Abstract

One of the most significant problem in traffic accidents is distracted driving that causes a higher number of deaths and injury every year. In recent times car manufacturing companies are integrating driver distraction detection systems for detecting distracted behavior. In this work we have suggested an mobile usage detection system in driving images taken from inside of a car. Previously proposed distracted driver detection systems that focus only on gaze and head poses. We have suggested another alternative using driver hand images by which distracted driving detection system can be benefited. If the driver looks at the road ahead, previous head pose and gaze based systems are unable to detect distractions caused by cell phone use. To reliably detect these modes of distraction, we trained an unsupervised low rank nonnegative dictionary and used a threshold based criterion over reconstruction error.
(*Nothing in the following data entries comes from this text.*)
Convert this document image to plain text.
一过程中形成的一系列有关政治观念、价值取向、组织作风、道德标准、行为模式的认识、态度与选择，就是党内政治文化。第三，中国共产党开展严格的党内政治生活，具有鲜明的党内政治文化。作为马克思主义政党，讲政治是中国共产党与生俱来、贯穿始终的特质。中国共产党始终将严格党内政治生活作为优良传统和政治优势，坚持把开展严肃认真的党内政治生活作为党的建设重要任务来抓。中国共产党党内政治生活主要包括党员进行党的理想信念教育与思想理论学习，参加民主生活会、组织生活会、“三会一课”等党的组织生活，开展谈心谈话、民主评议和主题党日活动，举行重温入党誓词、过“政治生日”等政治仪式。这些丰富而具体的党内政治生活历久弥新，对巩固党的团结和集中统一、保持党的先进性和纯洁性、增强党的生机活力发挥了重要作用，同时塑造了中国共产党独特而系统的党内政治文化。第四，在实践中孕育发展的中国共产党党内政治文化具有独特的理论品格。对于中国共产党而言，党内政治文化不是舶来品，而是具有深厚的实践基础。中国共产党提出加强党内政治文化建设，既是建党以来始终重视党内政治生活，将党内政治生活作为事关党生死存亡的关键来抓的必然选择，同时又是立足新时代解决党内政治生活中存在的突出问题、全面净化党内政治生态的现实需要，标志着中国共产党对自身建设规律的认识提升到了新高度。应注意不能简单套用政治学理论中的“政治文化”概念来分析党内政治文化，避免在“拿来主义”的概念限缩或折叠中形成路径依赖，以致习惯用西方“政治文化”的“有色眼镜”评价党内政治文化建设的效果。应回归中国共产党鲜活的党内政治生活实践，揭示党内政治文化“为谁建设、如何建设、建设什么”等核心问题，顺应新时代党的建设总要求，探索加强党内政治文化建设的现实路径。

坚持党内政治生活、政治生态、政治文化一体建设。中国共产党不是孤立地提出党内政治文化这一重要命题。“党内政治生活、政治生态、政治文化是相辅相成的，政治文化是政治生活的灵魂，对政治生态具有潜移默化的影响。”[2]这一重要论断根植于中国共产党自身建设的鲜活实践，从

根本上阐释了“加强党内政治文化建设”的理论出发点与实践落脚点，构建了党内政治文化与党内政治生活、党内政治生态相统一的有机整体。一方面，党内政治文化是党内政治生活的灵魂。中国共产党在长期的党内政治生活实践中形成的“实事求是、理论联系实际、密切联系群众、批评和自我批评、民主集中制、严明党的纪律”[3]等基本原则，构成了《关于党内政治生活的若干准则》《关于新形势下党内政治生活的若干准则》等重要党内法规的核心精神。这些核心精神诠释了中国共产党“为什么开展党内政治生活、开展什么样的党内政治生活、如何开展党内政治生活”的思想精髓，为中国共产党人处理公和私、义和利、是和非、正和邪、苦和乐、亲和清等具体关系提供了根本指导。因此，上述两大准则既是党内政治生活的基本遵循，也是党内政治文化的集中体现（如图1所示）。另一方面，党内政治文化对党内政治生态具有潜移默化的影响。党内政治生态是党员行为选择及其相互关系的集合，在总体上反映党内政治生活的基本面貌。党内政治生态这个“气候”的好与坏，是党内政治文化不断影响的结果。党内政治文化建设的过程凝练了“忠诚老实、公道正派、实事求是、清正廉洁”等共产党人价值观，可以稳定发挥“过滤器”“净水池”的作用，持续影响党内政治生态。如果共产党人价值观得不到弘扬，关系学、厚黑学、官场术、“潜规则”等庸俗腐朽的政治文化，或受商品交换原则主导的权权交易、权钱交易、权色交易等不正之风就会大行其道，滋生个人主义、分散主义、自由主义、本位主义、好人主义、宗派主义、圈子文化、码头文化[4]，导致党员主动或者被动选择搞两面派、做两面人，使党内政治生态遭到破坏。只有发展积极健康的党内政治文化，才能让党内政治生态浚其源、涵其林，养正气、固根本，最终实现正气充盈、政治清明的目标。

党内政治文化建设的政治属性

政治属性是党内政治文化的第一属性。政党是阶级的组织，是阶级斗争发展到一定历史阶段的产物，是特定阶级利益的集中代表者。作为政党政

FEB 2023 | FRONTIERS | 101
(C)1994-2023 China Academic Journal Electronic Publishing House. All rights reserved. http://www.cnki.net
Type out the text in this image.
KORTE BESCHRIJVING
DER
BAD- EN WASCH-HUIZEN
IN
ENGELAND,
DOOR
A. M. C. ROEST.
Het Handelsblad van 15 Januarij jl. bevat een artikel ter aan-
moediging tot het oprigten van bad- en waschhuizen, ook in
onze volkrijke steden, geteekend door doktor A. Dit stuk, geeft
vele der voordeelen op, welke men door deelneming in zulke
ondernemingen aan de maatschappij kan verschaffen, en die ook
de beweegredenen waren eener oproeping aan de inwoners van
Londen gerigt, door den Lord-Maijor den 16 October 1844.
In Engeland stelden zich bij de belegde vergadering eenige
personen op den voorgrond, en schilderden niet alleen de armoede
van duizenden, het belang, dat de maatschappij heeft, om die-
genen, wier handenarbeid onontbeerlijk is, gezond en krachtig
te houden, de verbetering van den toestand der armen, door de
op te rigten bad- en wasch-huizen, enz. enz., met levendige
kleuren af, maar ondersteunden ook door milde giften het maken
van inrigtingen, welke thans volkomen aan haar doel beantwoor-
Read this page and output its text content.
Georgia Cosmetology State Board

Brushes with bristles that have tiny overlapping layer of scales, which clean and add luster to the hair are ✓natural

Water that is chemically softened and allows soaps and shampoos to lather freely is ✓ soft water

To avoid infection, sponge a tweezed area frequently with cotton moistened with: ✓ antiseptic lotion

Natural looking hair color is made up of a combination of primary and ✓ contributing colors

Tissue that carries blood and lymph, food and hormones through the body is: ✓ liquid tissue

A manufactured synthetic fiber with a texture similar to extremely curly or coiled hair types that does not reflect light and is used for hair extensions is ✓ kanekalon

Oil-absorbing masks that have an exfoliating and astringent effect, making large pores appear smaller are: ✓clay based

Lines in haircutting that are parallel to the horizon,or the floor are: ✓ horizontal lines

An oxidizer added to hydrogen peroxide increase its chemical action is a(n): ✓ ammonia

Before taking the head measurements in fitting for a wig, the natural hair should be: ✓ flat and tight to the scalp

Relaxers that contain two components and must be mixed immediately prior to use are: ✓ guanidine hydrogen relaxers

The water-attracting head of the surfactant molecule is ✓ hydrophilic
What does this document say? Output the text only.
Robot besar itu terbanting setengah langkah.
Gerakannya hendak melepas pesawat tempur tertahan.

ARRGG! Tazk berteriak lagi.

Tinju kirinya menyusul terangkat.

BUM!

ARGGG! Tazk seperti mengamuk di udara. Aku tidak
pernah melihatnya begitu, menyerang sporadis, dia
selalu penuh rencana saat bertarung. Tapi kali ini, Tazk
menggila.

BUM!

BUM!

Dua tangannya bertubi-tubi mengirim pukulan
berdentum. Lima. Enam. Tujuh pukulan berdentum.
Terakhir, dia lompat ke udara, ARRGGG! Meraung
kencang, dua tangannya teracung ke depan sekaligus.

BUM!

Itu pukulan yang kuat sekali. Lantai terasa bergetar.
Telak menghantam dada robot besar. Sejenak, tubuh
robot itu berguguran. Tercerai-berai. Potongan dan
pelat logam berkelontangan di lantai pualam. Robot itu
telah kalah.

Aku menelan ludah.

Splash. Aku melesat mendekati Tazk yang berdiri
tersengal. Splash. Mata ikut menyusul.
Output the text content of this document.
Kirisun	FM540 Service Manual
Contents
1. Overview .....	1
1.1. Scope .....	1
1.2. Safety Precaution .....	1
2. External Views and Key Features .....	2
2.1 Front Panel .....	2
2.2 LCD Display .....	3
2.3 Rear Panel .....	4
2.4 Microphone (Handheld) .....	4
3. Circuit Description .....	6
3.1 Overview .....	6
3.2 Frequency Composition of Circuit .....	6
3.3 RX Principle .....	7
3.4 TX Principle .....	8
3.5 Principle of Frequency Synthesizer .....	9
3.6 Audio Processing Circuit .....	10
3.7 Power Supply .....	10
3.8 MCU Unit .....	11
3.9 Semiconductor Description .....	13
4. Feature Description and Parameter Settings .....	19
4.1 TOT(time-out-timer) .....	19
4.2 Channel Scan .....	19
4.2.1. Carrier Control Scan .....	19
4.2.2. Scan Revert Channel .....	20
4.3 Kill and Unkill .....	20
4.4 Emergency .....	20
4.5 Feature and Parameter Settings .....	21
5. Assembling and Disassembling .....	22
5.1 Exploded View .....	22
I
We have created a new driving dataset based on YouTube videos that includes real-world driving scenarios as well as mobile phone usage while driving. We have also tested our method using a number of publicly available driving datasets, including the State farm driving dataset, the AUC driving dataset, the VIVA dataset, and the CVRR-3D dataset. According to our knowledge of the current literature, this method is the first to use an unsupervised approach to address the problem of cell phone usage while driving. We achieved a competitive test accuracy of 79.17%, 77.19%, 84.0%, 76.0%, 75.45% in the proposed Youtube ego driving, State farm driving, CVRR-3D, VIVA, AUC distracted driver dataset, respectively.